Festival Year: 2017, 2016
Juan Mejia Botero
Roles: Director
Juan Mejia Botero is an award-winning film director with over a decade of experience in feature length and short documentaries. His work has focused primarily on human rights, activist, grassroots media and collaborative documentaries. As a Thomas J. Watson Fellow, Juan traveled, lived, and worked as a community video facilitator, guiding grassroots media projects in Colombia, Brazil, Perú, Chile and Ecuador. His documentary work has been deeply influenced by his community media work as well as his long-standing collaboration with grassroots organizations throughout the region. Juan’s directorial debut, a medium-length documentary “Uprooted,” about the life of a displaced Afro-Colombian family in the Pacific Coast of Colombia won a number of awards and played widely in film festivals in the U.S. and abroad. It was then aired on PBS as part of the Afro-Pop series. In addition to directing Death By A Thousand Cuts, Juan has directed a number of short and long format documentaries around matters of forced displacement, ethnic autonomy, state violence, natural resources and other important human rights issues, which have played widely in the festival circuit and television.

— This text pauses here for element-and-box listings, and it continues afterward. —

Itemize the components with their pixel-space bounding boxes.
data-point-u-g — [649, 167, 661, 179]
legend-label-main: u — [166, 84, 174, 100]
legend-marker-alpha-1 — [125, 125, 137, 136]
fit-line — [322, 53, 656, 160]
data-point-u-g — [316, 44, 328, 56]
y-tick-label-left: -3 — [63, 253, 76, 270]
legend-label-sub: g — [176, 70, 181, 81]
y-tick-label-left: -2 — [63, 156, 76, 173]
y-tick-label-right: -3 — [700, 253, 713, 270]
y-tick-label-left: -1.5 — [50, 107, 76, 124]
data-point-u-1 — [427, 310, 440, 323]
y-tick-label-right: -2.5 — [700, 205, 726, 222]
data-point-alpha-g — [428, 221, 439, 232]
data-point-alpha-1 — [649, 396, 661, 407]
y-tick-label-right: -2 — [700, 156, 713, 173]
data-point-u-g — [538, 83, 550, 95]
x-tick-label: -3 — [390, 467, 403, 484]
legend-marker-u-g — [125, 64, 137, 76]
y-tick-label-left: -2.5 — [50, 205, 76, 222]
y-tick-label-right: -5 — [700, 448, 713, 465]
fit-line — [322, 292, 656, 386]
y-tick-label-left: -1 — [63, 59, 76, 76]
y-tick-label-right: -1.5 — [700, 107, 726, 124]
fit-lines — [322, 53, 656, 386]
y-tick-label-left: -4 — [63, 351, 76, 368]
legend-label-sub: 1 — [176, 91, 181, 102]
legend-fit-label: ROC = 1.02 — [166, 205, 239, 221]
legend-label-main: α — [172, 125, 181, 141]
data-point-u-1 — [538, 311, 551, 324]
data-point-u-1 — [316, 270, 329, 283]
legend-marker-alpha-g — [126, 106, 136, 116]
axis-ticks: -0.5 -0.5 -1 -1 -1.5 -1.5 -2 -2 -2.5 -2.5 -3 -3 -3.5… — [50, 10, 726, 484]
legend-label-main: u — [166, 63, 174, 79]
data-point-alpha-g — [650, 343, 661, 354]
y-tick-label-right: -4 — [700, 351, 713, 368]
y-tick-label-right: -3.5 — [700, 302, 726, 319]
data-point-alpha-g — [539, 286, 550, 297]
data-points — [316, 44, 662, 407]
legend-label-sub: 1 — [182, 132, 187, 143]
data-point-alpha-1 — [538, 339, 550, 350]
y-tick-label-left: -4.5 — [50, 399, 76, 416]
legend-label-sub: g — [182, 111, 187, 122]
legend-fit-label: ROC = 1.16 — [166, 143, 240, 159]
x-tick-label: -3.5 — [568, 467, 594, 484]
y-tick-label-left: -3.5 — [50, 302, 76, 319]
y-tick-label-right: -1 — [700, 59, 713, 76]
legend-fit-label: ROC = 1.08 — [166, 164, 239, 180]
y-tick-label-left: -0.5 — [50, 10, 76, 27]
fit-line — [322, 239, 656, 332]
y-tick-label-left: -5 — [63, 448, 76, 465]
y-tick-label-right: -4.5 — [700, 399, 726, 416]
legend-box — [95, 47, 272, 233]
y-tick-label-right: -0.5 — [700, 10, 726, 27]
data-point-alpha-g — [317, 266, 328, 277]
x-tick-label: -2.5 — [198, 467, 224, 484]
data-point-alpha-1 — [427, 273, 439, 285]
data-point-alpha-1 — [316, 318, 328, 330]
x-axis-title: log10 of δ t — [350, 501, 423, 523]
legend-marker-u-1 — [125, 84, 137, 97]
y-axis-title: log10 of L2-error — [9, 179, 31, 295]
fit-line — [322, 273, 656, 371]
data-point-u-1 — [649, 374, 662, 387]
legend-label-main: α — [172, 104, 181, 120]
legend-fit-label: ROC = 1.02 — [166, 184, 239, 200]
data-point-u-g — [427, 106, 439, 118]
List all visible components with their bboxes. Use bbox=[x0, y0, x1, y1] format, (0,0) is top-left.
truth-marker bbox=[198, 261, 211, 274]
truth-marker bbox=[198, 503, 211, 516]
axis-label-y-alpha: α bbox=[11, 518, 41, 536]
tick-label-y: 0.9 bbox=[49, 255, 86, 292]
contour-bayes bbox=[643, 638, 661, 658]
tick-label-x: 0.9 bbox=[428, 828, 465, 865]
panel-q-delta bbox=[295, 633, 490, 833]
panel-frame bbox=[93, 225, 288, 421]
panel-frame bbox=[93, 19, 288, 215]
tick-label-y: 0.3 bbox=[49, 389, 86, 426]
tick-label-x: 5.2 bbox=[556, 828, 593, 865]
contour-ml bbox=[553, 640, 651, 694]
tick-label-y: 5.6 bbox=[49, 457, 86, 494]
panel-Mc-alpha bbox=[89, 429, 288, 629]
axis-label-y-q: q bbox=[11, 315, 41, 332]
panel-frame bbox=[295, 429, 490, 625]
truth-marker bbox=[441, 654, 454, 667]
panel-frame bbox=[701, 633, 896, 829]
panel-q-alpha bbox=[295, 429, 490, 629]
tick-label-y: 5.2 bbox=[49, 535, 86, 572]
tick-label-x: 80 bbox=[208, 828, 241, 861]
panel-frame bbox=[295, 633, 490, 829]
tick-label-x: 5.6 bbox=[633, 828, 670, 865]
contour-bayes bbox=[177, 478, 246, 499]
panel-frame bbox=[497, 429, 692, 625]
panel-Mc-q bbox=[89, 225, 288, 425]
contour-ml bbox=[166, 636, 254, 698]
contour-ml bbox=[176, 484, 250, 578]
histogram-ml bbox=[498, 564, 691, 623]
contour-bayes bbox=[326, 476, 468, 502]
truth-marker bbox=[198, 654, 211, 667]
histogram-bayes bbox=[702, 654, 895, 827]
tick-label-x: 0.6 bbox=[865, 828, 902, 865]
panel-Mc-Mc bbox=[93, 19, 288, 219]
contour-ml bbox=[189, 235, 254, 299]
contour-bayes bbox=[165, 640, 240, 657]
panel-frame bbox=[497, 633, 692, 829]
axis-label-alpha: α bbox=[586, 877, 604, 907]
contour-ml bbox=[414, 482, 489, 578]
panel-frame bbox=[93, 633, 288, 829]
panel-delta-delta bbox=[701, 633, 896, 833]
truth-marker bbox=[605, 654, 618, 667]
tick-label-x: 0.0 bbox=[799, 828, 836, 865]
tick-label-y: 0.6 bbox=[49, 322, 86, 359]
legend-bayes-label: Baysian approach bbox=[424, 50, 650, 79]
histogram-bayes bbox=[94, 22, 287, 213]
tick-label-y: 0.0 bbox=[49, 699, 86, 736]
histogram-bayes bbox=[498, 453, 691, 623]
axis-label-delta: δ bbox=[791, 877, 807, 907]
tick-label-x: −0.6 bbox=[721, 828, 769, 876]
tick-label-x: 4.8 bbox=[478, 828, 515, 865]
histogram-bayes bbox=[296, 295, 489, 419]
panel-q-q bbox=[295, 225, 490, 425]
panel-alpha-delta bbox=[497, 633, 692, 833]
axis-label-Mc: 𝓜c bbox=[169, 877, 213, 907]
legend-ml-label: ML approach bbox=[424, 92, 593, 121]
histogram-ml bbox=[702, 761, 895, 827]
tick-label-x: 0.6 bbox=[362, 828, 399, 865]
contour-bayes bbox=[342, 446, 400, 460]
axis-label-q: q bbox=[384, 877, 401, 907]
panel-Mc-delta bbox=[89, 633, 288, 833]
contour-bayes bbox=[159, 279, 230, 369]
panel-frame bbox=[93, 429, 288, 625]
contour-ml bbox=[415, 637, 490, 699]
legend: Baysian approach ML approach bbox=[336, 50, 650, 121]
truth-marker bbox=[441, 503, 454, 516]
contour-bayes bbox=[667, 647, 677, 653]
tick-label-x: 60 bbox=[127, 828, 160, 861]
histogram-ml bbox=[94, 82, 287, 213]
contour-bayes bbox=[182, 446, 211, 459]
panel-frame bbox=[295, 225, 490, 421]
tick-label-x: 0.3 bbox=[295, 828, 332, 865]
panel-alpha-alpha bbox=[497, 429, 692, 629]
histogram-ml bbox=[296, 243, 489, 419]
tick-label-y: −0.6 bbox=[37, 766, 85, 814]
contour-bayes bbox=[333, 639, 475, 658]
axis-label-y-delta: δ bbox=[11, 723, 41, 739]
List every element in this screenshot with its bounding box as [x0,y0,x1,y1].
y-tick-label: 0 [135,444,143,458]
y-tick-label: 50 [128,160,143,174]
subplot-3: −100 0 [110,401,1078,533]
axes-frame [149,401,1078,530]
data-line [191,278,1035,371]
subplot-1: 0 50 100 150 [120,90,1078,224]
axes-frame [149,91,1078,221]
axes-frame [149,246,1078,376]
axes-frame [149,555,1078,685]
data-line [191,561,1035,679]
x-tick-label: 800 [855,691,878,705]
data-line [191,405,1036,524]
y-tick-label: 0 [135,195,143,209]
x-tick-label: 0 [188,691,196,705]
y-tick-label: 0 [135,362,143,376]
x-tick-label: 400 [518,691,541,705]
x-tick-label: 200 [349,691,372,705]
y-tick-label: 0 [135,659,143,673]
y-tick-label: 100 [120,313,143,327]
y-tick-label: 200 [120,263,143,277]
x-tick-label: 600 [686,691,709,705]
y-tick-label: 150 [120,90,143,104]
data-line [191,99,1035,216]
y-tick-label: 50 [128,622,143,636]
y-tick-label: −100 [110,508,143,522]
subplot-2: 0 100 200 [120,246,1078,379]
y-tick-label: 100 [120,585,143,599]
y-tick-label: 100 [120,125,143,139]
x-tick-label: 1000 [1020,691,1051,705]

His latest film, the feature documentary The Battle for Land, winner of a production grant from the Colombian Ministry of Culture Cinema Fund and a post production grant from the Tribeca Film Institute is nearing completion and expects a 2016 premiere. Juan has a BA in anthropology from Swarthmore College, an MA in Latin American Studies from UT-Austin and an MA in Social Documentary from UC- Santa Cruz.